Quoted by Roberto Ochoa in "Las “Paraditas” Merecen Otra Oportunidad Para La Cuarentena," La Republica, May 1, 2020.


"On-Street Upgrading? Assessing the Consequences of Allocation and Regulation Policy in Santiago de Chile’s Ferias Libres" in Latin American Urban Development into the 21st Century, edited by Dennis Rodgers, Jo Beall, and Ravi Kanbur (Palgrave Macmillan, 2014), 165-185.

Contrasts the history of street-based farmer's market vendors in Chile with the efforts of other countries to move vendors to off-street venues.

"The Paradoxes of Informalizing Street Trade in the Latin American City" International Journal of Sociology and Social Policy 38, no. 7 (2018): 651-672.

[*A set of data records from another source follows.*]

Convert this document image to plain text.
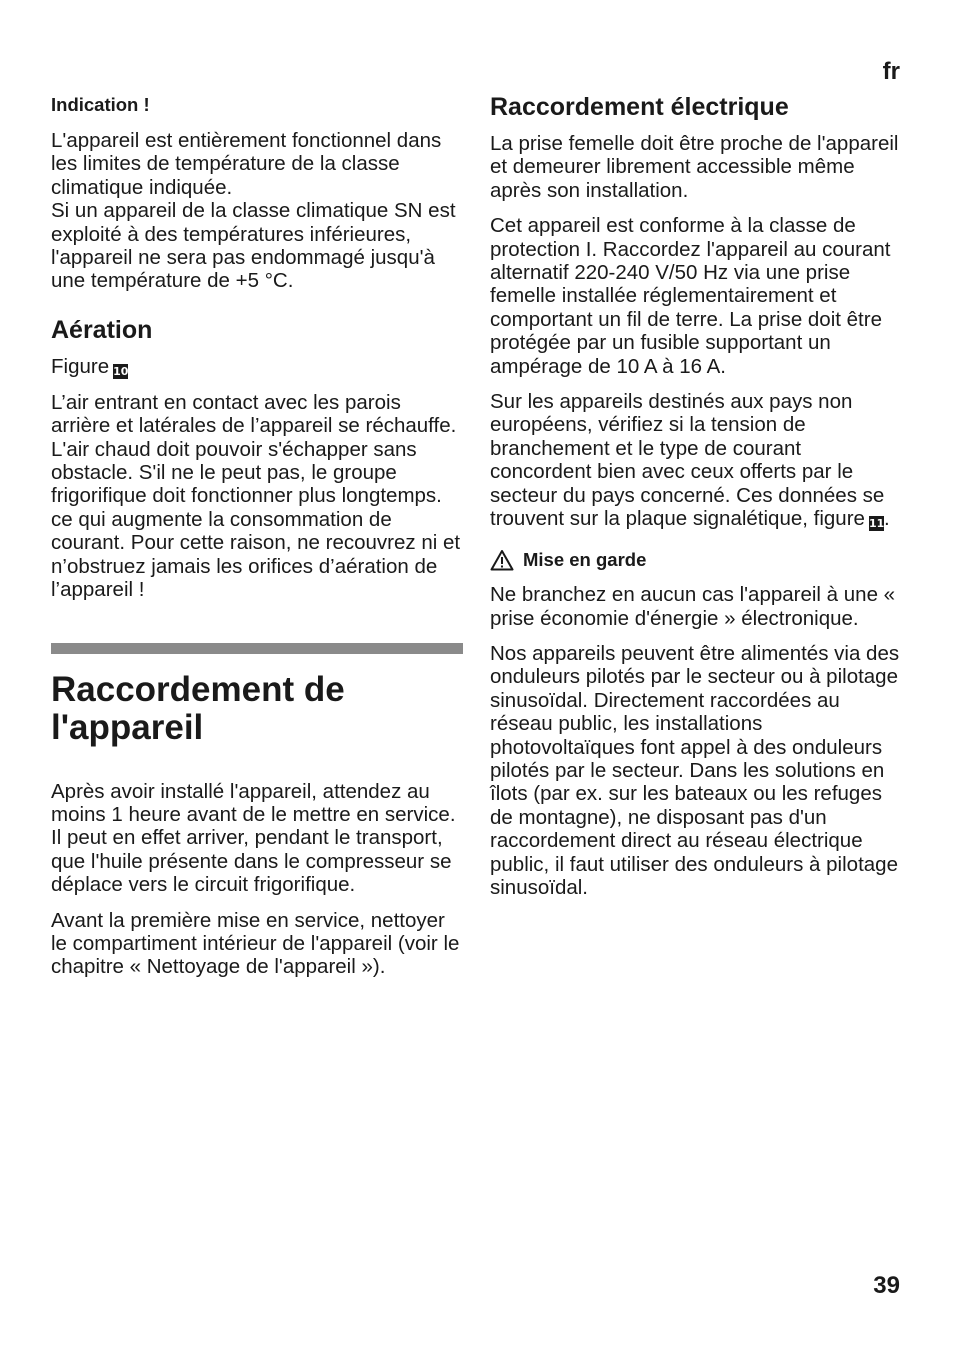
fr
Indication !

L'appareil est entièrement fonctionnel dans les limites de température de la classe climatique indiquée.

Si un appareil de la classe climatique SN est exploité à des températures inférieures, l'appareil ne sera pas endommagé jusqu'à une température de +5 °C.

Aération

Figure 10

L’air entrant en contact avec les parois arrière et latérales de l’appareil se réchauffe. L'air chaud doit pouvoir s'échapper sans obstacle. S'il ne le peut pas, le groupe frigorifique doit fonctionner plus longtemps. ce qui augmente la consommation de courant. Pour cette raison, ne recouvrez ni et n’obstruez jamais les orifices d’aération de l’appareil !

Raccordement de l'appareil

Après avoir installé l'appareil, attendez au moins 1 heure avant de le mettre en service. Il peut en effet arriver, pendant le transport, que l'huile présente dans le compresseur se déplace vers le circuit frigorifique.

Avant la première mise en service, nettoyer le compartiment intérieur de l'appareil (voir le chapitre « Nettoyage de l'appareil »).

Raccordement électrique

La prise femelle doit être proche de l'appareil et demeurer librement accessible même après son installation.

Cet appareil est conforme à la classe de protection I. Raccordez l'appareil au courant alternatif 220-240 V/50 Hz via une prise femelle installée réglementairement et comportant un fil de terre. La prise doit être protégée par un fusible supportant un ampérage de 10 A à 16 A.

Sur les appareils destinés aux pays non européens, vérifiez si la tension de branchement et le type de courant concordent bien avec ceux offerts par le secteur du pays concerné. Ces données se trouvent sur la plaque signalétique, figure 11.

Mise en garde

Ne branchez en aucun cas l'appareil à une « prise économie d'énergie » électronique.

Nos appareils peuvent être alimentés via des onduleurs pilotés par le secteur ou à pilotage sinusoïdal. Directement raccordées au réseau public, les installations photovoltaïques font appel à des onduleurs pilotés par le secteur. Dans les solutions en îlots (par ex. sur les bateaux ou les refuges de montagne), ne disposant pas d'un raccordement direct au réseau électrique public, il faut utiliser des onduleurs à pilotage sinusoïdal.

39
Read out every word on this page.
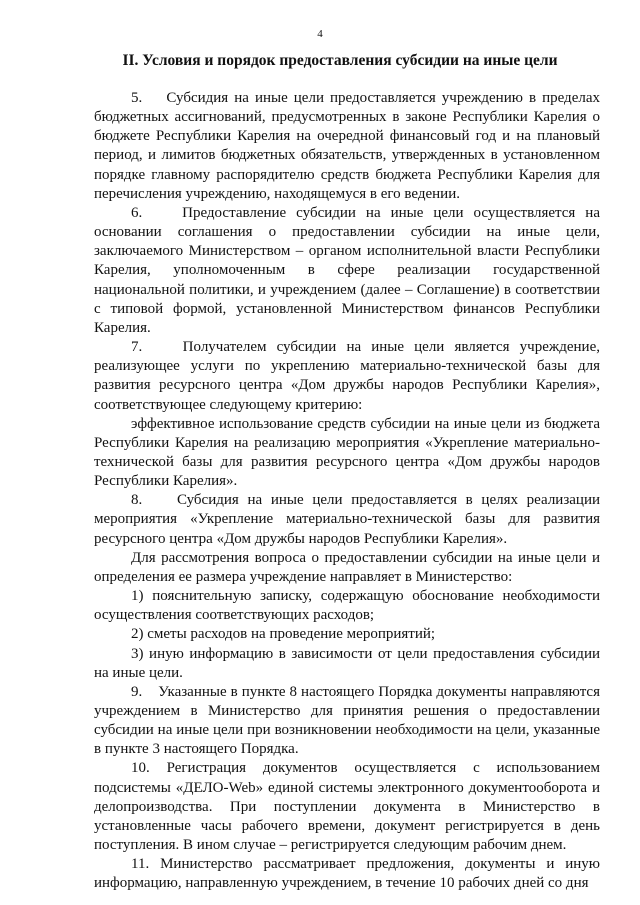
4
II. Условия и порядок предоставления субсидии на иные цели

5.    Субсидия на иные цели предоставляется учреждению в пределах бюджетных ассигнований, предусмотренных в законе Республики Карелия о бюджете Республики Карелия на очередной финансовый год и на плановый период, и лимитов бюджетных обязательств, утвержденных в установленном порядке главному распорядителю средств бюджета Республики Карелия для перечисления учреждению, находящемуся в его ведении.

6.    Предоставление субсидии на иные цели осуществляется на основании соглашения о предоставлении субсидии на иные цели, заключаемого Министерством – органом исполнительной власти Республики Карелия, уполномоченным в сфере реализации государственной национальной политики, и учреждением (далее – Соглашение) в соответствии с типовой формой, установленной Министерством финансов Республики Карелия.

7.    Получателем субсидии на иные цели является учреждение, реализующее услуги по укреплению материально-технической базы для развития ресурсного центра «Дом дружбы народов Республики Карелия», соответствующее следующему критерию:

эффективное использование средств субсидии на иные цели из бюджета Республики Карелия на реализацию мероприятия «Укрепление материально-технической базы для развития ресурсного центра «Дом дружбы народов Республики Карелия».

8.    Субсидия на иные цели предоставляется в целях реализации мероприятия «Укрепление материально-технической базы для развития ресурсного центра «Дом дружбы народов Республики Карелия».

Для рассмотрения вопроса о предоставлении субсидии на иные цели и определения ее размера учреждение направляет в Министерство:

1) пояснительную записку, содержащую обоснование необходимости осуществления соответствующих расходов;

2) сметы расходов на проведение мероприятий;

3) иную информацию в зависимости от цели предоставления субсидии на иные цели.

9.    Указанные в пункте 8 настоящего Порядка документы направляются учреждением в Министерство для принятия решения о предоставлении субсидии на иные цели при возникновении необходимости на цели, указанные в пункте 3 настоящего Порядка.

10. Регистрация документов осуществляется с использованием подсистемы «ДЕЛО-Web» единой системы электронного документооборота и делопроизводства. При поступлении документа в Министерство в установленные часы рабочего времени, документ регистрируется в день поступления. В ином случае – регистрируется следующим рабочим днем.

11. Министерство рассматривает предложения, документы и иную информацию, направленную учреждением, в течение 10 рабочих дней со дня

Argues that the incorporation of the informal economy framework into local governments policymaking has reframed street trade as a subject of policy. Traces a shift from worker-centered initiatives,through the deregulation of street trade, to entrepreneurial-centered approaches.

"Statistics on Street Vendors and Market Traders in Metropolitan Lima and Urban Peru," Women in Informal Employment Globalizing and Organizing (WIEGO), June 2017.

Describes the evolution of street vending in these areas, including the move from open-air to roofed markets, and the evictions and marginalization that can occur in these processes.

"Latinos and the Economic Downturn in Nebraska: Demographic and Socioeconomic Trends 2005-2013/2014”," (with Jasney Cogua-Lopez), Office of Latino/Latin American Studies (OLLAS) at the University of Nebraska at Omaha, July 2016.

Analyzes the demographic growth of Latinos in Nebraska, and the impact of the Great Recession on their economic stability and well-being.

"Latino Businesses in Nebraska: A Preliminary Look," Office of Latino/Latin American Studies (OLLAS) at the University of Nebraska at Omaha, 2014.

Traces the specific nature of the growth of Latino businesses in Nebraska.

"Sumas y Restas: El Capital Social Como Recurso en la Informalidad" (Alternativa-UNMSM, 2002).